SKOREYKO, Daniel, KLAPPSTEIN, Gabrielle, ROSTRON, Benjamin J. and MUEHLENBACHS, Karlis, Earth and Atmospheric Sciences, University of Alberta, 1-26 Earth Sciences Building, University of Alberta, Edmonton, AB T6G 2E3, Canada, dskoreyk@ualberta.ca

The Aquistore project is one of Canada’s first large-scale aquifer CO2 storage projects. CO2 will be captured at SaskPower’s Boundary Dam coal-fired power generation station and transported approximately four kilometers via underground pipeline to a newly-drilled 3400 m deep injection well. During the drilling of the 3400 m deep injection and observation wells, mud gas samples were collected at periodic intervals to create a carbon isotope depth profile prior to injection and long term CO2storage.

Seventy six gas samples were collected from recirculating drilling mud. Samples were collected using Isotubes and the carbon isotope ratios (13C/12C) for methane, ethane, propane, and butane were measured for each sample using a Finning-MAT 252 GC-IRMS. Samples were run in duplicate or triplicate to ensure accurate results and then plotted to create a vertical compound specific carbon isotope mud gas depth profile. To ensure the sampling procedure was accurate, approximately 10% of the samples were collected at the same horizon in both wells and compared.

The isotope depth profile is complex showing many inflection points and abrupt inflections at some formational boundaries, indicating no crossformational communication. Overall δ13C for methane ranged from -73‰ PDB near the surface to -39‰ PDB at approximately 3200 m.

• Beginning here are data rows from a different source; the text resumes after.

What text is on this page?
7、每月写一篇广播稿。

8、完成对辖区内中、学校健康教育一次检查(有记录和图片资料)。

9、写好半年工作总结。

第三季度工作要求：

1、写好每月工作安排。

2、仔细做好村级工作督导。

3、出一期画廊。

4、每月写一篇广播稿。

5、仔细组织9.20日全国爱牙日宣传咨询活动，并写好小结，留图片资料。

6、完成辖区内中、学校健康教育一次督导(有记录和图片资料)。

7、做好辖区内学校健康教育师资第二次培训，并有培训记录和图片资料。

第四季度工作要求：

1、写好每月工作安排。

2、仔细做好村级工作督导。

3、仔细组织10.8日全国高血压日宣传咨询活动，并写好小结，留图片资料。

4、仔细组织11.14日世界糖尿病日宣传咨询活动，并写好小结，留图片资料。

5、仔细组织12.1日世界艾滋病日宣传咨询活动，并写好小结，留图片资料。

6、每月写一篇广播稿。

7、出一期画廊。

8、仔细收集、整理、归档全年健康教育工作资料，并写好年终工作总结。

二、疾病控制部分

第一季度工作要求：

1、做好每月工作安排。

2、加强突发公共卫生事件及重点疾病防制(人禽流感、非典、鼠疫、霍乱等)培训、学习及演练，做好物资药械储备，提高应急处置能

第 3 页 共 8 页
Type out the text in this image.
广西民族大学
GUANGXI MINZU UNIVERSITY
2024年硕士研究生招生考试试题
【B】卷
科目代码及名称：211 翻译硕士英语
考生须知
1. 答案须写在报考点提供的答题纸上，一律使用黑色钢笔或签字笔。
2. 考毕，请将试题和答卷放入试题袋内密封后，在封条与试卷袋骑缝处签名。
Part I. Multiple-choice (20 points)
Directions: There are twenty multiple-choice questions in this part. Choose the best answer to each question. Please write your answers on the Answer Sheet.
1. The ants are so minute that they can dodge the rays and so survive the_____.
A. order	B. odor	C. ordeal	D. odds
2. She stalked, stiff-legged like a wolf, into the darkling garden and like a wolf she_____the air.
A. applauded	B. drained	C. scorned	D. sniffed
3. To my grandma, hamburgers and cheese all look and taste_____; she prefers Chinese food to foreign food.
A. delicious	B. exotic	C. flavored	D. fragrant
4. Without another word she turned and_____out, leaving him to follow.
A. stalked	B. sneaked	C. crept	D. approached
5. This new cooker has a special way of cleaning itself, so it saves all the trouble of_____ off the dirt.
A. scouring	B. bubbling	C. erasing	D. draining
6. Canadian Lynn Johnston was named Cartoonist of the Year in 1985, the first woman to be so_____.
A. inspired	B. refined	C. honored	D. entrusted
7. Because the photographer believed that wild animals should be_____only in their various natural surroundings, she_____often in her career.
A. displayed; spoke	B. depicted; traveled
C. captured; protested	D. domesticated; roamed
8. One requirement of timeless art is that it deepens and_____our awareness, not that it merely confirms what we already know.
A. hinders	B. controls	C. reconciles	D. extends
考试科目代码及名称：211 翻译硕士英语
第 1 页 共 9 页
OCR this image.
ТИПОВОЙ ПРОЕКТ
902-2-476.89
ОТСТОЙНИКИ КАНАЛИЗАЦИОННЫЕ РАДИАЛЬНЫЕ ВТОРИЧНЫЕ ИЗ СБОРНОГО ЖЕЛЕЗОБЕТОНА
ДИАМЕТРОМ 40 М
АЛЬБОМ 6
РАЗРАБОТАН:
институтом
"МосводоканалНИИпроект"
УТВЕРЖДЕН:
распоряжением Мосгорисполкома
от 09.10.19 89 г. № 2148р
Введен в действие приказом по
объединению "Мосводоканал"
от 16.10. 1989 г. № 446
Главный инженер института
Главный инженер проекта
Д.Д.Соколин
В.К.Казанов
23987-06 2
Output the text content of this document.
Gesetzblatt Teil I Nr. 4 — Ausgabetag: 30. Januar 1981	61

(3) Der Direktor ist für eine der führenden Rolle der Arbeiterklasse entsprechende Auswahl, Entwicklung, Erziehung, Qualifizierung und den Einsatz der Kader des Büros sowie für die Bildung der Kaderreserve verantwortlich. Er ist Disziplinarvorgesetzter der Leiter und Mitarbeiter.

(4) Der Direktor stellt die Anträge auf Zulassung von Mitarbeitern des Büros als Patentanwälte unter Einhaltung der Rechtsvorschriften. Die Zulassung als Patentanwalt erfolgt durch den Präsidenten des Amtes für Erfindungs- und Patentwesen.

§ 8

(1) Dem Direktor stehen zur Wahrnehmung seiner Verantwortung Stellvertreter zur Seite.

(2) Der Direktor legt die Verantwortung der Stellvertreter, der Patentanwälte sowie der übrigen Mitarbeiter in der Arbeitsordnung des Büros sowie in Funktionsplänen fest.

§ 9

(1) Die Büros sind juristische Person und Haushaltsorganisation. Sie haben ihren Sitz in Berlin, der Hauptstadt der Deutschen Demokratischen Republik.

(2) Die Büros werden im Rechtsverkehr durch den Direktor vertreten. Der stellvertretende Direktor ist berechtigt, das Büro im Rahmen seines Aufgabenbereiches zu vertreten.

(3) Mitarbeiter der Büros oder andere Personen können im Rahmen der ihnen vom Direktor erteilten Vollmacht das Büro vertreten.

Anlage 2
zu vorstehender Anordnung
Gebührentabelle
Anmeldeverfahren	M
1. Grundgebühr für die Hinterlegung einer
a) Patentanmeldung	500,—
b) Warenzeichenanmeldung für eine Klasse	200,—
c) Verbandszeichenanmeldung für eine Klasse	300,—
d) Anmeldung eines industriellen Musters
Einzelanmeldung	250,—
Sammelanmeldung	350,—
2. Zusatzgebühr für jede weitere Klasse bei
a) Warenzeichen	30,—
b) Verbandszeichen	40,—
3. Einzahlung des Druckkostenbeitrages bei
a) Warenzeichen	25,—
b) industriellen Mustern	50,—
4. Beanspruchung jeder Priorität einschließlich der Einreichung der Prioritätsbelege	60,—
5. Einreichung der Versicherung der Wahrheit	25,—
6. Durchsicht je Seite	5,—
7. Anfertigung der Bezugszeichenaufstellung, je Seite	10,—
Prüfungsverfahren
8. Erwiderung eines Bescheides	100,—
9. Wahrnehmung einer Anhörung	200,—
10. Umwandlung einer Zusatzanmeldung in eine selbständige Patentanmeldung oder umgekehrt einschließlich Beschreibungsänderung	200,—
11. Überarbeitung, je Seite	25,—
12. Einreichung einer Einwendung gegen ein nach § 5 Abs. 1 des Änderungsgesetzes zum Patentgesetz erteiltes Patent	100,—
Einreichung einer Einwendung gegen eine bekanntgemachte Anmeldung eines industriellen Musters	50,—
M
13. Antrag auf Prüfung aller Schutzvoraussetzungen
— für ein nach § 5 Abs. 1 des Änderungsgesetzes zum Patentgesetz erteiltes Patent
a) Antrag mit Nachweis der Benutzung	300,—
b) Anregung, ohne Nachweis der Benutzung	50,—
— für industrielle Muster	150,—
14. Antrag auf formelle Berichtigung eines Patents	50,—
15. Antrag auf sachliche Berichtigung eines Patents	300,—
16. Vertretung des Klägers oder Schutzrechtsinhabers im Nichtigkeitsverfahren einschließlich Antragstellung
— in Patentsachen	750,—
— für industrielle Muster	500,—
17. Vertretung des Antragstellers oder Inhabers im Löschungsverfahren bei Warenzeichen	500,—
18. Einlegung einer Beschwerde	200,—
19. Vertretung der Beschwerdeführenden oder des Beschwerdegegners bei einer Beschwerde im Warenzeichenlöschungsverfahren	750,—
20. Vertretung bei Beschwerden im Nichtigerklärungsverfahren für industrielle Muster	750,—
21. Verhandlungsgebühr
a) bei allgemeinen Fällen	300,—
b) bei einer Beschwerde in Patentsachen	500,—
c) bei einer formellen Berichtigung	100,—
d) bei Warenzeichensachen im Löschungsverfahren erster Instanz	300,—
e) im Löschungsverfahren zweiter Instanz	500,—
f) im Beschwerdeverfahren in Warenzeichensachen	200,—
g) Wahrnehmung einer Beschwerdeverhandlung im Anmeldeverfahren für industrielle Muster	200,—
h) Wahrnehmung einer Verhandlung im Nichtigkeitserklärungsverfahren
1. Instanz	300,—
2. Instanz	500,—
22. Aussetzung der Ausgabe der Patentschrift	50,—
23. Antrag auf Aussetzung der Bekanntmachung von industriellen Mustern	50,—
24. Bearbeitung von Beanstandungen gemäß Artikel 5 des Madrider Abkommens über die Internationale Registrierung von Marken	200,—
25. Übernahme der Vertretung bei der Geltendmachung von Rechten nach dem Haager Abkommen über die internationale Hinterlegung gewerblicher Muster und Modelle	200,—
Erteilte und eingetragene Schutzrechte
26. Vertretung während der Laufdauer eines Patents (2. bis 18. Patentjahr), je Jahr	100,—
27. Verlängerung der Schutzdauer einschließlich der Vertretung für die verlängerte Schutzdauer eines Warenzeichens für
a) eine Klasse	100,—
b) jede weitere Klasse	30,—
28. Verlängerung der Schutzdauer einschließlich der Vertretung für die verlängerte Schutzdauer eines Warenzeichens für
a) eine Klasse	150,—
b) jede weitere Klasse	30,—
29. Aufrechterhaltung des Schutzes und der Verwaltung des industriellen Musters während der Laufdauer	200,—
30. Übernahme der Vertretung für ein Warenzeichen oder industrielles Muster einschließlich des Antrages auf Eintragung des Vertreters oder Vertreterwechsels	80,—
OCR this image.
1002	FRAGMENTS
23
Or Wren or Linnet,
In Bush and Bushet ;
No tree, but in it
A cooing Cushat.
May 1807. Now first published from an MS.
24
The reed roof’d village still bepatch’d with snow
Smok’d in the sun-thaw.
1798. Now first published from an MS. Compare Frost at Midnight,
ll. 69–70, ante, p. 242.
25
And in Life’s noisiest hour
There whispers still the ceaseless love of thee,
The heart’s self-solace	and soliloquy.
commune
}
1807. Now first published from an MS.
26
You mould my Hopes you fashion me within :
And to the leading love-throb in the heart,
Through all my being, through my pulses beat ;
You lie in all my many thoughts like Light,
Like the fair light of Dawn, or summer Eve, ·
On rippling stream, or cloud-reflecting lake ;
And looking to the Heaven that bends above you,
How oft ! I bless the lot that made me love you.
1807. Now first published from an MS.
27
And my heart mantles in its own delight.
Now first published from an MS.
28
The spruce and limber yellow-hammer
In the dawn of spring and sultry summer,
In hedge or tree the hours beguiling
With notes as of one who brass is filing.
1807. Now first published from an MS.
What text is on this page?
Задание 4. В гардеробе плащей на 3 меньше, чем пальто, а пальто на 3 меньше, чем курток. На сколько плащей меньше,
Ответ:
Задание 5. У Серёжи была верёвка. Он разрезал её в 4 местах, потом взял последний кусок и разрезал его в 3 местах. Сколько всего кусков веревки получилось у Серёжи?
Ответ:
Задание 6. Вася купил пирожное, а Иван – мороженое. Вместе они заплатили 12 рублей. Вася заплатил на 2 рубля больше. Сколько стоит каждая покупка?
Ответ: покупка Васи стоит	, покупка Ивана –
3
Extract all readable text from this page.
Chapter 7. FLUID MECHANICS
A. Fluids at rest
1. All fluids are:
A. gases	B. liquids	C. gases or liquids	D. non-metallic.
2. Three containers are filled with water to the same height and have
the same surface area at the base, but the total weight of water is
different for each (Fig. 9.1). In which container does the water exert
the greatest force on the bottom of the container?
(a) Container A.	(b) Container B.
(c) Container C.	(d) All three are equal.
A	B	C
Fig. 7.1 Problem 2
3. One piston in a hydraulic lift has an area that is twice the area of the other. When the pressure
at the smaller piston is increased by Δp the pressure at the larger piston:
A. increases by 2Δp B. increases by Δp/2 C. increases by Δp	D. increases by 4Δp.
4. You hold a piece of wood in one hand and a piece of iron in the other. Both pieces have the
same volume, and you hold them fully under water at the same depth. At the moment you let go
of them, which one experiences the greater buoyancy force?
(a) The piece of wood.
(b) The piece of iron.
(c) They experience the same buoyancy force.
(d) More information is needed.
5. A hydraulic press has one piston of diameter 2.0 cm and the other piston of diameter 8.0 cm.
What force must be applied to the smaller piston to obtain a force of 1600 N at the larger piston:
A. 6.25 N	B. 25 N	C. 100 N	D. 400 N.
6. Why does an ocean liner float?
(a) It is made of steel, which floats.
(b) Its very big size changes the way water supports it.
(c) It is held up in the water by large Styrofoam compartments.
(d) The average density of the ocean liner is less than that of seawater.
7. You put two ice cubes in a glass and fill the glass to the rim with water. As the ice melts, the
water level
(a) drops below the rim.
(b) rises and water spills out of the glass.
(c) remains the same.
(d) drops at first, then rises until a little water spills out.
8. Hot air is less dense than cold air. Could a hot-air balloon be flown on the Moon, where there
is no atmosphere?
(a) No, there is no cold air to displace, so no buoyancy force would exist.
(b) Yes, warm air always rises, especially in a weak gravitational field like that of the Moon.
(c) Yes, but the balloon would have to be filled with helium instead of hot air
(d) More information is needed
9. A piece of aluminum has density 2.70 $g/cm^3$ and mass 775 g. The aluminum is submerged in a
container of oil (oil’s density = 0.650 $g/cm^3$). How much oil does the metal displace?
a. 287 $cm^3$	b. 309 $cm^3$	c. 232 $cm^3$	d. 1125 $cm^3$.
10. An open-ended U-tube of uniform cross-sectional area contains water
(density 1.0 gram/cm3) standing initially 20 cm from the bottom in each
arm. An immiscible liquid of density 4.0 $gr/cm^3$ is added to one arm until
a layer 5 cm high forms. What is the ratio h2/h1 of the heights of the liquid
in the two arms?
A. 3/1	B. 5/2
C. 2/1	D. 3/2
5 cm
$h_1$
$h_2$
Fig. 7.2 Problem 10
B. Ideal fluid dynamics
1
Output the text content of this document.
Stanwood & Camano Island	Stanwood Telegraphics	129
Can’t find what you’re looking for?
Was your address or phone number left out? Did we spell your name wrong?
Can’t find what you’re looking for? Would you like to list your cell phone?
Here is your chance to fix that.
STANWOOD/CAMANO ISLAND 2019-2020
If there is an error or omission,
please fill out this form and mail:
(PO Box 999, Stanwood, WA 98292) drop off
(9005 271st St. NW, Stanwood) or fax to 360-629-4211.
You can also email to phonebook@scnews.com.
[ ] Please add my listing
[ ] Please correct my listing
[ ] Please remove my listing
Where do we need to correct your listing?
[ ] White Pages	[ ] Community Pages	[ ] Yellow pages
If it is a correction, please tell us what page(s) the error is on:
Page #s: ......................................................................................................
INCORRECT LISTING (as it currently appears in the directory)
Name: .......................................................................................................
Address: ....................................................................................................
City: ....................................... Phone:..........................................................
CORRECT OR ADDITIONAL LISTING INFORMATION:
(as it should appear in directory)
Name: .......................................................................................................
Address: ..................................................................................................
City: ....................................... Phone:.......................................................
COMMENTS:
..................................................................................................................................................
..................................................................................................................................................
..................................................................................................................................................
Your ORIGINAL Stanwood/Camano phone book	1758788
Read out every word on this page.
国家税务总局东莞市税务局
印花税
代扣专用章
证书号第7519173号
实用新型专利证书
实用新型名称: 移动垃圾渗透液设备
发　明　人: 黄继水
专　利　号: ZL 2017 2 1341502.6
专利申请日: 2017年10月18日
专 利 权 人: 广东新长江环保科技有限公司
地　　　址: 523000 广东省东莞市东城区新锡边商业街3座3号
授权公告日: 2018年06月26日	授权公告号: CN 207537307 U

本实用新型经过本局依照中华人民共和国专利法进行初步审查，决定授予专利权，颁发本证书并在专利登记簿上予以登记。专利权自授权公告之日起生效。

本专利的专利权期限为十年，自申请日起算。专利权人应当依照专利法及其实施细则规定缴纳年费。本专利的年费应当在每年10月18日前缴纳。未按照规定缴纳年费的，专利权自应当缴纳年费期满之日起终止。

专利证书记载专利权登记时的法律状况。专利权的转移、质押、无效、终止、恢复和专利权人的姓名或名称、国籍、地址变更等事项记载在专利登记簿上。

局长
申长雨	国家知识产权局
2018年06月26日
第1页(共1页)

Cretaceous δ13C ranged from ‑73‰ to -56‰, Jurassic δ13C from -62 to -56‰, Mississippian δ13C from -54 to -43‰, Devonian from -61 to -45‰, Silurian strata yielded a δ13C ratio of -53‰, Ordovician from -51‰ to -46‰, and Cambrian strata from -50‰ to ‑39‰.This trend shows that near surface, current subsurface gases are dominated by more negative biogenic gases while with increasing depth, more enriched thermogenic gases are present.

After injection of CO2, in the event that gases begin to migrate to the surface, this background characterization will allow for the comparison of the leaked gas with the known gas distribution. This will allow the source to quickly be determined and therefore enhance the ability to take appropriate measures to reduce the impact of the affected area.